To complete the example you started, let's assume we're working modulo 31 (because otherwise the numbers get quite large). Then we have
$$ M_{F_0 \circ \mathcal{T}} \cong T^\mathsf{T} M_{F_i} T = \left( \begin{matrix}
6 & 25 & 19 & 19 & 3 & 26 \\
22 & 29 & 3 & 29 & 28 & 2 \\
8 & 15 & 12 & 18 & 6 & 7 \\
28 & 1 & 24 & 17 & 4 & 1 \\
6 & 21 & 18 & 5 & 30 & 23 \\
11 & 23 & 8 & 15 & 5 & 5
\end{matrix}\right) \cong \left( \begin{matrix}
6 & 8 & 29 & 8 & 20 & 3 \\
8 & 29 & 9 & 15 & 9 & 28 \\
29 & 19 & 12 & 21 & 12 & 23 \\
8 & 15 & 21 & 17 & 20 & 8 \\
20 & 9 & 12 & 20 & 30 & 14 \\
3 & 28 & 23 & 8 & 14 & 5
\end{matrix}\right) \cong \left( \begin{matrix}
6 & 16 & 27 & 16 & 9 & 6 \\
0 & 29 & 18 & 30 & 18 & 25 \\
0 & 0 & 12 & 11 & 24 & 15 \\
0 & 0 & 0 & 17 & 9 & 16 \\
0 & 0 & 0 & 0 & 30 & 28 \\
0 & 0 & 0 & 0 & 0 & 5
\end{matrix}\right) \enspace .$$
Here the congruence sign ($\cong$) indicates that the matrices represent the same quadratic form, i.e., up to addition of skew-symmetric matrices. In other words, after sandwiching them between $\mathbf{x}^\mathsf{T}$ and $\mathbf{x}$ they will result in the same polynomial. From the last upper triangular matrix we can read out the representation of the polynomial as a sum of terms, namely
$$ F_0 \circ \mathcal{T}(x_0, x_1, x_2, x_3, x_4, x_5) = 6x_0^2 + 16x_0x_1 + 27x_0x_2 + 16x_0x_3 + 9x_0x_4 + 6x_0x_5 + 29x_1^2 + 18x_1x_2 + 30x_1x_3 + 18 x_1x_4 + 25x_1x_5 + 12x_2^2 + 11x_2x_3 + 24x_2x_4 + 15x_2x_5 + 17x_3^2 + 9x_3x_4 + 16x_3x_5 + 30x_4^2 + 28x_4x_5 + 5x_5^2 \enspace .$$
This should be the same result as obtained through the substitution method applied to the polynomial representations.
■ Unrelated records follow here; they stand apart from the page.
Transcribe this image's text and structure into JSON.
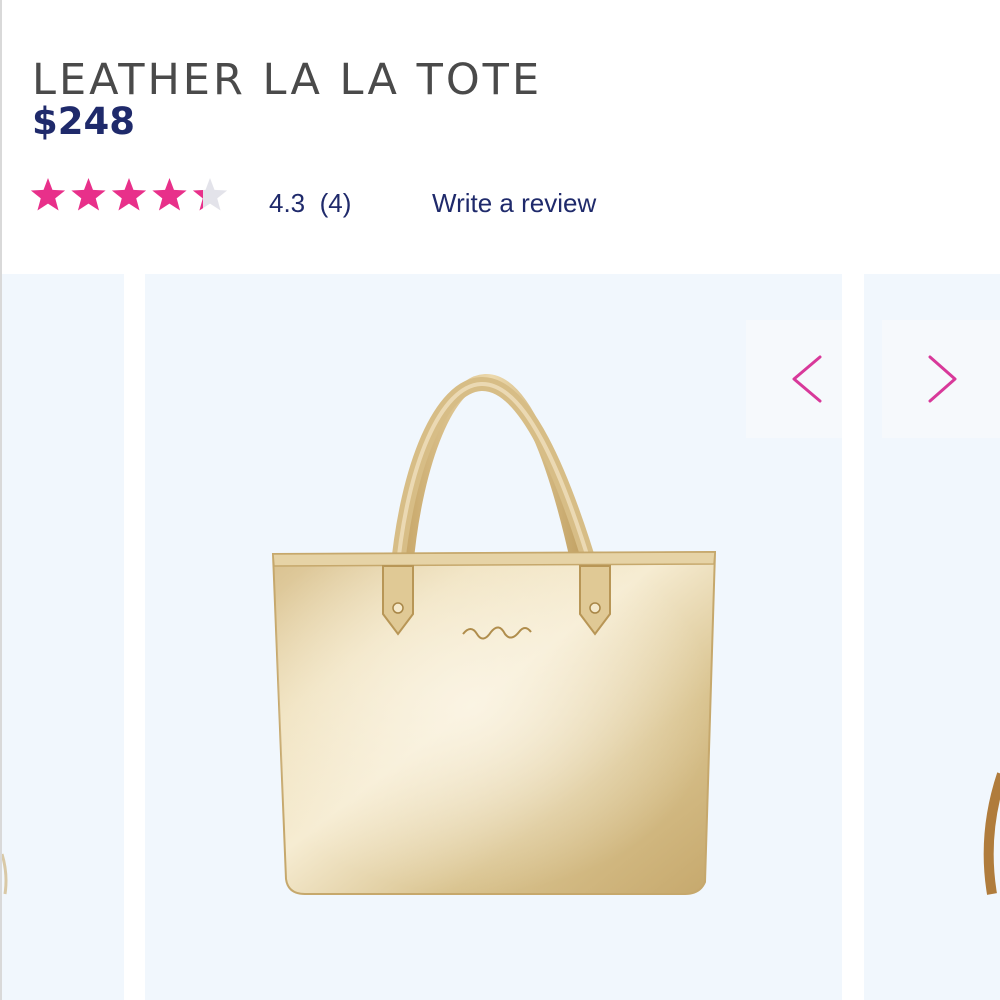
{
  "product": {
    "title": "LEATHER LA LA TOTE",
    "price": "$248"
  },
  "rating": {
    "value": 4.3,
    "max": 5,
    "summary": "4.3  (4)",
    "write_review_label": "Write a review",
    "star_color": "#e8308a",
    "empty_star_color": "#e3e3ea"
  },
  "gallery": {
    "main_image_icon": "gold-leather-tote-bag",
    "prev_icon": "chevron-left-icon",
    "next_icon": "chevron-right-icon",
    "arrow_color": "#d8399a",
    "image_background": "#f1f7fd"
  },
  "colors": {
    "title": "#4a4a4a",
    "brand_navy": "#1f2a6b"
  }
}
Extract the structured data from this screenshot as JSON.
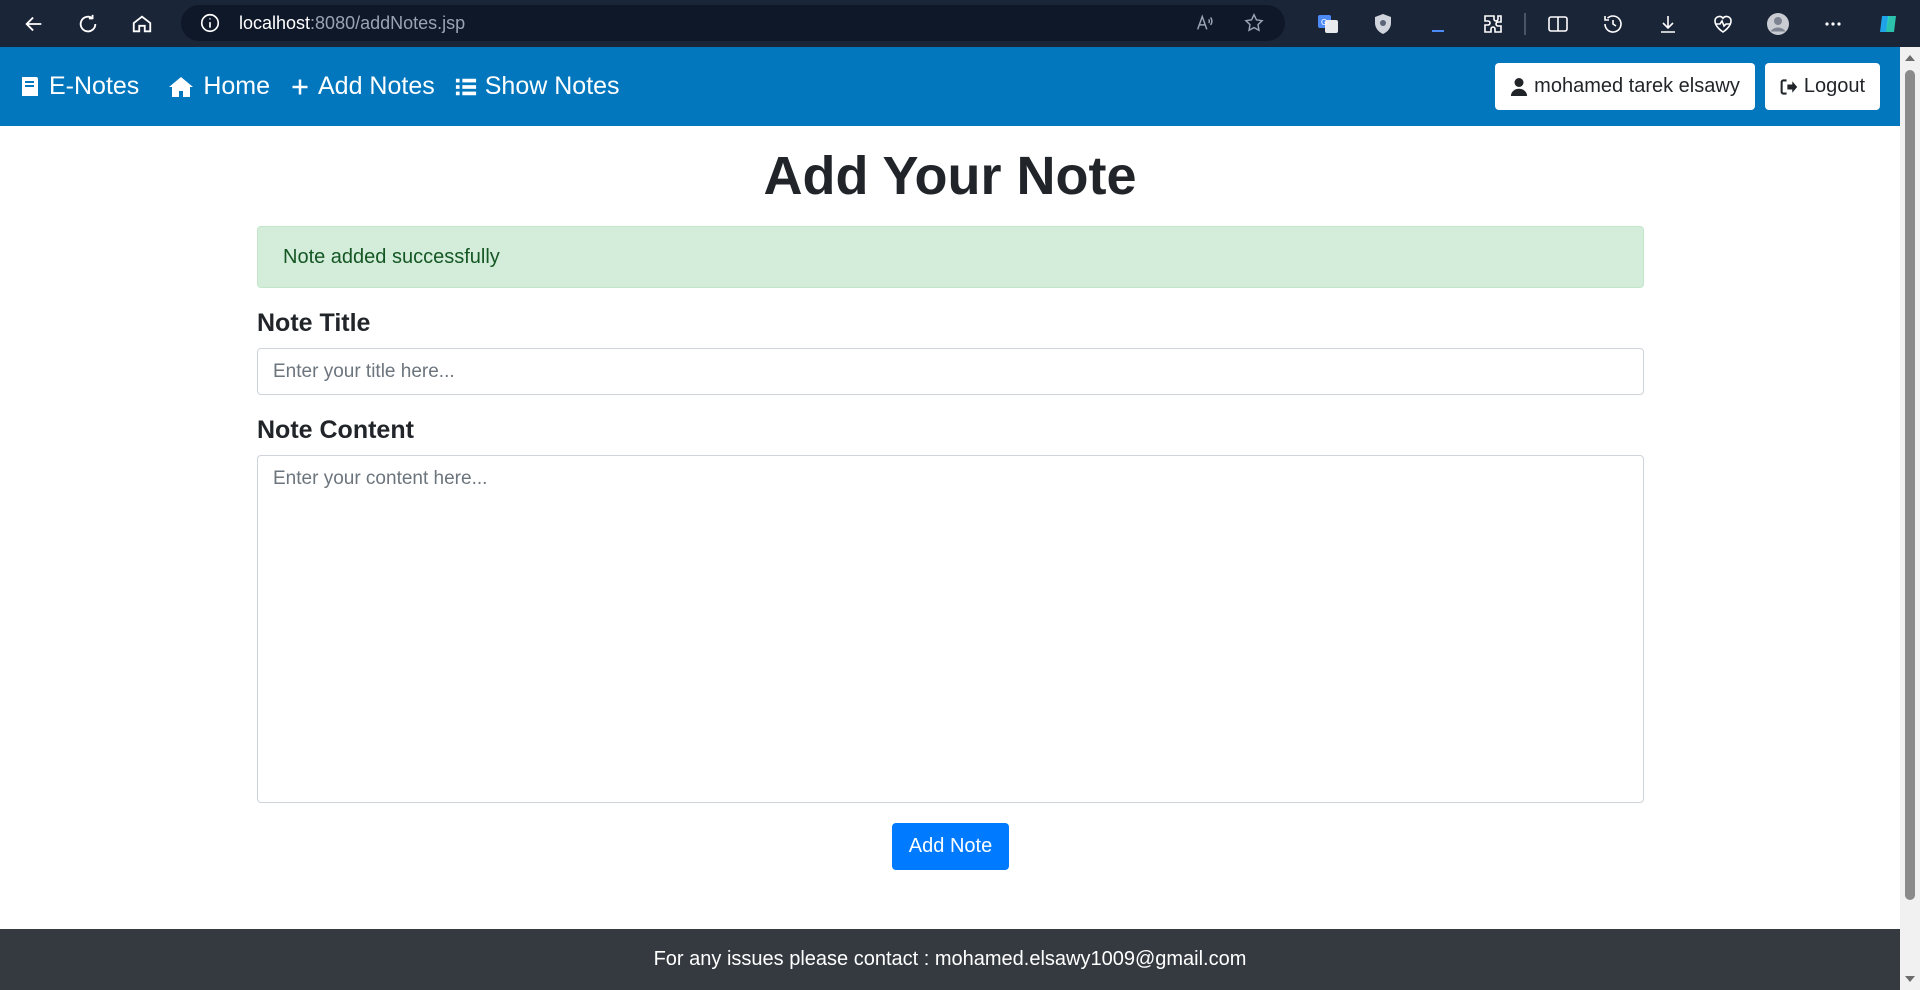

One more thing: it is a good idea to avoid mixing homogeneous quadratic polynomials (i.e., without linear or constant terms) with affine transforms (i.e., with constant terms) -- or vice versa. In other words, whenever your secret polynomials are homogeneous, your secret transforms should be linear; whenever they are inhomogeneous, they should be affine. This guarantees that the public polynomials are (in)homogeneous whenever the secret ones are.